Postanowiłem pisać w poniedziałki, choć to nie jest reguła nie do zniesienia. Następny wpis najpóźniej za tydzień. Przy okazji pozdrawiam małe, ale dość wierne (o ile mogę to stwierdzić jedynie na podstawie statystyk) grono czytelników (lub zwykłych za(pod)glądaczy).

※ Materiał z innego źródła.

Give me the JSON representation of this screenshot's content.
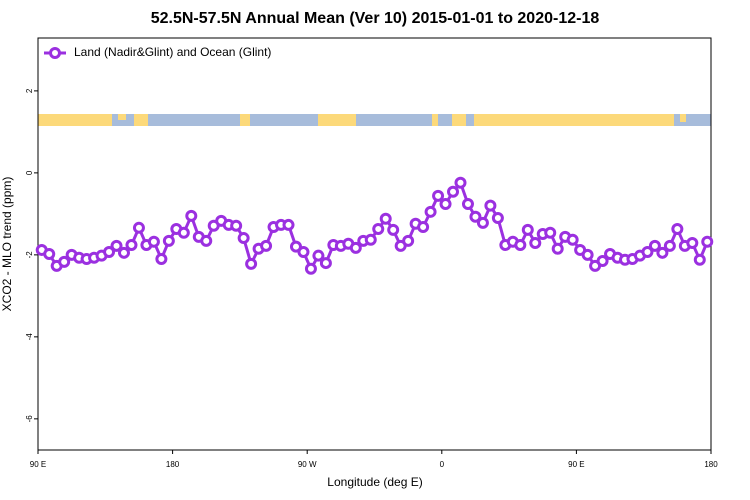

A żeby nie było tu tylko pustosłowia, polecam "Rasę drapieżców. Teksty ostatnie"- zbiór ostatnich tekstów Stanisława Lema z dwóch ostatnich lat, przedstawiających refleksje odchodzącego, ale wciąż zatroskanego losem świata starca.

Tag:
Autor rezygnuje z praw autorskich do opublikowanego tekstu

2 Responses to "Po przerwie- notka zapychacz"

Unknown Says:

melduje, że będę wpadł :)
Drobna sugestia może jednak cykl
kilkudniowy?

GDS Says:

Dzięki za odwiedziny. No do Twojej regularności to mi daleko, ale ostatnio nie mam nawet czasu rzucić komentarza pod Twoim wpisem :(

Czas pokaże jak będzie. Jakoś cyklicznie ogarnia mnie zwątpienie odnośnie pisania bloga i może stąd ta przerwa. W każdym razie lepiej nie pisać wcale niż powiększać informacyjny śmietnik. Poza tym nadrabiam zaległości w lekturze, korowód nowych nieprzeczytanych książek czeka na półce...

Pozdrawiam i jeszcze raz dzięki, że wpadłeś.